Barriga de porco do Petí, de acabamento impecável.

FOTOS: Tiago Queiroz/Estadão

Ficou com água na boca?

A casa, ou melhor, o canto, fica dentro de uma loja de materiais artísticos que pertence aos pais do chef Victor Dimitrow. Quase no fim da pacata Rua Cotoxó, nas Perdizes, num prédio que de fora parece uma academia de ginástica. Tem uns coqueiros na frente e estampado no vidro: “Alimente-se de arte”. Entre na loja e você verá no fundo uma bem discreta escadinha que dá para o Petí, numa espécie de anexo na área externa. Até fiquei tentado a obedecer ao letreiro da fachada (a oferta de pinceis, lápis, tintas, papéis é ótima), mas preferi os alimentos convencionais.

O Petí só abre no almoço e tem um cardápio fixo, que muda a cada três semanas – escolhe-se entre três entradas, três pratos e duas sobremesas. Pela refeição completa, que vem ainda com um pão da casa e manteiga, paga-se R$ 38,50. Preço que se revela excelente, porque o que sai da cozinha é coisa fina, esmerada. Embora, às vezes, um pouco afetada em espumas, desidratações e apresentações mirabolantes.

Escondido, o salão fica no anexo de uma loja de material artístico

Nestas semanas, está em cartaz uma sopa fria de beterraba que é a melhor entrada, fresca, de tempero sutil, que traz a tradicional receita do Leste Europeu para tempos contemporâneos com graça e competência. Destaco também o pastrami de olhete, boa invenção, saborosa, mas que chega ao prato com pinceladas de cremes e salpicos de pós desnecessários. Dos principais, a barriga de porco com um cubículo de morcilla é potente em sabor e bem feita, mas o peixe do dia, não. Entre as sobremesas, o etéreo creme de queijo com jabuticabas cozidas até o caroço ficar palatável, é espetacular. Já o bolo de laranja desconstruído, eu passo.

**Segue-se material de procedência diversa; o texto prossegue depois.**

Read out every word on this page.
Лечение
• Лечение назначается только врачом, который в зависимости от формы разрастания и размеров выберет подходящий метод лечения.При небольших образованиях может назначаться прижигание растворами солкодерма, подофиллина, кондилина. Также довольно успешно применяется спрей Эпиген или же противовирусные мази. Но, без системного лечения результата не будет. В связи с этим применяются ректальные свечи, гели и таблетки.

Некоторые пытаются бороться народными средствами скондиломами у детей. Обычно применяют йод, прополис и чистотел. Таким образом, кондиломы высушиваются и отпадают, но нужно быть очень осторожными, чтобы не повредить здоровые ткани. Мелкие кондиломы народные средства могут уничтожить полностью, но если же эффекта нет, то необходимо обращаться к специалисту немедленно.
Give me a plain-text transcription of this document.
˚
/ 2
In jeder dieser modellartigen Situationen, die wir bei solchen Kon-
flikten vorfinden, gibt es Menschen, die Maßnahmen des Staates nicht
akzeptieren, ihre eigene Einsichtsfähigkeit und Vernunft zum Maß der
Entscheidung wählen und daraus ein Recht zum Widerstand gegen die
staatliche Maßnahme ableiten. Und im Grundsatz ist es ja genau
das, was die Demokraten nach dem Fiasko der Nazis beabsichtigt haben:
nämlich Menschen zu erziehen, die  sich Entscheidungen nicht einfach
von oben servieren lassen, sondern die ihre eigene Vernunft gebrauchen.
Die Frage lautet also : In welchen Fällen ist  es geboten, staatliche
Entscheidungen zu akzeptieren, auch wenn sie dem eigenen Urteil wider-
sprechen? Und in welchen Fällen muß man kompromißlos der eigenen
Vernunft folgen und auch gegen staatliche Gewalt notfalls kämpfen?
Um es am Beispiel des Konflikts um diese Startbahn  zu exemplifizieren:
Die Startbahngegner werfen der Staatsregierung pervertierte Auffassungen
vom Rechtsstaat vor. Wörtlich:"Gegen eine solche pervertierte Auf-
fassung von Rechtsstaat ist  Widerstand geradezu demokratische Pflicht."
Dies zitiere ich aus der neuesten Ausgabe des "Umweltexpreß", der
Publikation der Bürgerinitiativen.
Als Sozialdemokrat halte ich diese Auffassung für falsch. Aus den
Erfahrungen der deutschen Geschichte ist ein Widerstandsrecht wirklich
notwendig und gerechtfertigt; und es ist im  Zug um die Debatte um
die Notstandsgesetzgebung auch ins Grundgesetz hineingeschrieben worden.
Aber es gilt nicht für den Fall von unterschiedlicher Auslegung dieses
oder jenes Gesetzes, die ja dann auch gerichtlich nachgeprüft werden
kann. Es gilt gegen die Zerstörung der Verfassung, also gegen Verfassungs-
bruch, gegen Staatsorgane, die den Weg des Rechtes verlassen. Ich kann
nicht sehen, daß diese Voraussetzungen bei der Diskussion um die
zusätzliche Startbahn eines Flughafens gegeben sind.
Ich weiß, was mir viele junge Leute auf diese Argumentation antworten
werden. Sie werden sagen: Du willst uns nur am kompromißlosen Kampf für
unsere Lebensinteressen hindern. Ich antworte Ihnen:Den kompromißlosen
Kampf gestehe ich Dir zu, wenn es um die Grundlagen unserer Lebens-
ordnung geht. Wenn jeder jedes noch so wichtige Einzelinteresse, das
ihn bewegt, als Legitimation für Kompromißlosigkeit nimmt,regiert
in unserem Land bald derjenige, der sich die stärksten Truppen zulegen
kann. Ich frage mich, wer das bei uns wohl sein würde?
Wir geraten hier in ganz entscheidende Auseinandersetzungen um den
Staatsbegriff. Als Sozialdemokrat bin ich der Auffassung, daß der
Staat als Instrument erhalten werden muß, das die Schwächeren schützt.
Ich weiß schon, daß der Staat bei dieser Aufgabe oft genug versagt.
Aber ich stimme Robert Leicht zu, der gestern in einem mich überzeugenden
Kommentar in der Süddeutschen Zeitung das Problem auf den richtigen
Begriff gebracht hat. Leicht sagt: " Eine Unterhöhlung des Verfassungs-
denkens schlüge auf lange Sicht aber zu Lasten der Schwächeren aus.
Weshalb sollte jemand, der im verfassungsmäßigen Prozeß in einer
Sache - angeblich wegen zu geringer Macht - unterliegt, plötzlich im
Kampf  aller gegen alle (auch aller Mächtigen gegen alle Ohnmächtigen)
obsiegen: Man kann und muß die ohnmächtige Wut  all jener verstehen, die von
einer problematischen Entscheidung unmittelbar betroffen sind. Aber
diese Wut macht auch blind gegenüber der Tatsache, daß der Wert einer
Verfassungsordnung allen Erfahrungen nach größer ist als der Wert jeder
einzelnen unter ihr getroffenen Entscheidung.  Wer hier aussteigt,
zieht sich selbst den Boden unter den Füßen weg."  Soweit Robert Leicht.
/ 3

Pagar R$ 38,50 por tudo isso, preço de um prato de macarrão com molho de tomate em restaurante medíocre, é ótimo. Claro, com mais 10%, bebidas, etc., Só não espere o maravilhamento. Espere menos – mas não menos demais, porque (salve Barão de Itataré) de onde menos se espera, daí é que não vem nada mesmo.

QUEM É O CHEF

Victor Dimitrow tem 26 anos. Estudou na Anhembi Morumbi e no Instituo Paul Bocuse, na França Traballhou no Le Chateaubriand, em Paris, ícone da bistronomia, e no Patrick Guilbaud, em Dublin.

O MELHOR E O PIOR

Prove

A sopa fria de beterraba. Com chantilly de ervas, é um tradicional borscht, só que gourmet – no ótimo sentido da palavra.

O pastrami de olhete. Peixe curado saborosíssimo, na textura perfeita.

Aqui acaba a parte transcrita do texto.